母の願いを尊重した

「……そうか。お義母(かあ)さん、そんなことを考えてたんだ」

「お義母(かあ)さん、言ってたもん。私のせいで、利喜さんにいろいろと迷惑をかけて申し訳ないって」

礼子の言葉を伝えると、利喜はそんなことないと首を横に振る。

「家族なんですから、当然ですよ」

利喜は天国で聞いてるであろう礼子に返事をする。

「それで、納骨はどうするの?」

「散骨にする。母さんが私たちを思って言ってくれたことだったし、尊重したいの」

有紀がそう話すと、利喜は満足そうにうなずいた。

お彼岸になったら

こうして、有紀たちは礼子の遺骨を海にまくことに決めた。

専門の業者に依頼し、しっかりとした手続きを踏んだ上で、船に乗って、散骨が認められている岸から5キロほど離れた沖で、礼子の遺骨をまいた。
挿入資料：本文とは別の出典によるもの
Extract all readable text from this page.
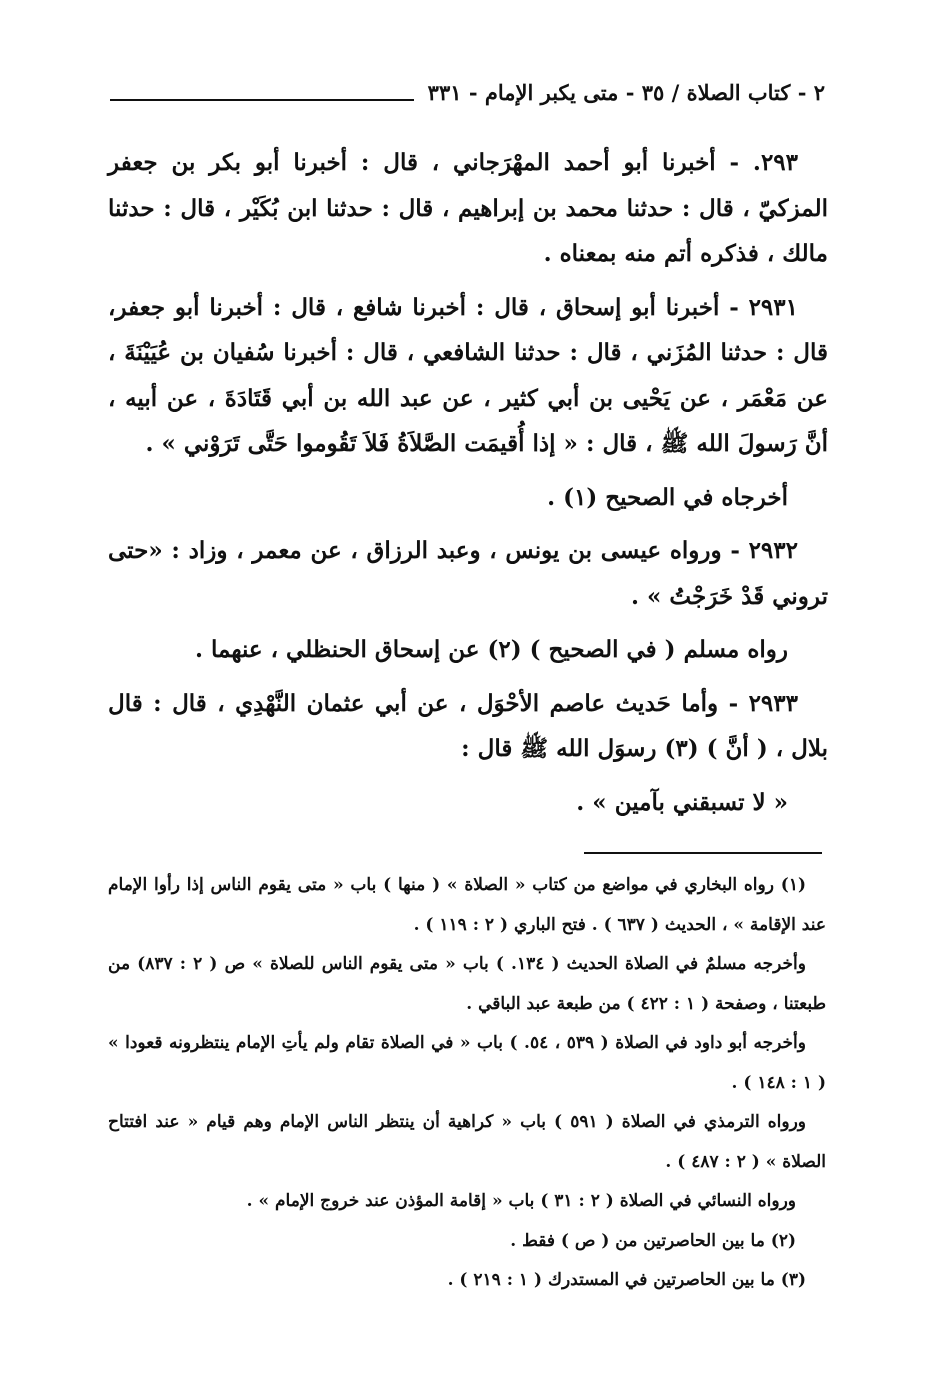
٢ - كتاب الصلاة / ٣٥ - متى يكبر الإمام - ٣٣١

٢٩٣. - أخبرنا أبو أحمد المهْرَجاني ، قال : أخبرنا أبو بكر بن جعفر المزكيّ ، قال : حدثنا محمد بن إبراهيم ، قال : حدثنا ابن بُكَيْر ، قال : حدثنا مالك ، فذكره أتم منه بمعناه .

٢٩٣١ - أخبرنا أبو إسحاق ، قال : أخبرنا شافع ، قال : أخبرنا أبو جعفر، قال : حدثنا المُزَني ، قال : حدثنا الشافعي ، قال : أخبرنا سُفيان بن عُيَيْنَةَ ، عن مَعْمَر ، عن يَحْيى بن أبي كثير ، عن عبد الله بن أبي قَتَادَةَ ، عن أبيه ، أنَّ رَسولَ الله ﷺ ، قال : « إذا أُقيمَت الصَّلاَةُ فَلاَ تَقُوموا حَتَّى تَرَوْني » .

أخرجاه في الصحيح (١) .

٢٩٣٢ - ورواه عيسى بن يونس ، وعبد الرزاق ، عن معمر ، وزاد : «حتى تروني قَدْ خَرَجْتُ » .

رواه مسلم ( في الصحيح ) (٢) عن إسحاق الحنظلي ، عنهما .

٢٩٣٣ - وأما حَديث عاصم الأحْوَل ، عن أبي عثمان النَّهْدِي ، قال : قال بلال ، ( أنَّ ) (٣) رسوَل الله ﷺ قال :

« لا تسبقني بآمين » .

(١) رواه البخاري في مواضع من كتاب « الصلاة » ( منها ) باب « متى يقوم الناس إذا رأوا الإمام عند الإقامة » ، الحديث ( ٦٣٧ ) . فتح الباري ( ٢ : ١١٩ ) .

وأخرجه مسلمٌ في الصلاة الحديث ( ١٣٤. ) باب « متى يقوم الناس للصلاة » ص ( ٢ : ٨٣٧) من طبعتنا ، وصفحة ( ١ : ٤٢٢ ) من طبعة عبد الباقي .

وأخرجه أبو داود في الصلاة ( ٥٣٩ ، ٥٤. ) باب « في الصلاة تقام ولم يأتِ الإمام ينتظرونه قعودا » ( ١ : ١٤٨ ) .

ورواه الترمذي في الصلاة ( ٥٩١ ) باب « كراهية أن ينتظر الناس الإمام وهم قيام « عند افتتاح الصلاة » ( ٢ : ٤٨٧ ) .

ورواه النسائي في الصلاة ( ٢ : ٣١ ) باب « إقامة المؤذن عند خروج الإمام » .

(٢) ما بين الحاصرتين من ( ص ) فقط .

(٣) ما بين الحاصرتين في المستدرك ( ١ : ٢١٩ ) .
粉状の骨はすぐに海の中に消えていき、すぐに見えなくなった。

その様子を見守っていると、利喜が肩を回してきた。

「毎年、お彼岸になったら、この海に手を合わせに来ないとな」

利喜の提案に有紀はうなずく。いつまでも見守っていてくださいと願いを込めて、有紀は母が眠る海に向けて、静かに両手を合わせた。

複数の事例から着想を得たフィクションです。実在の人物や団体などとは関係ありません。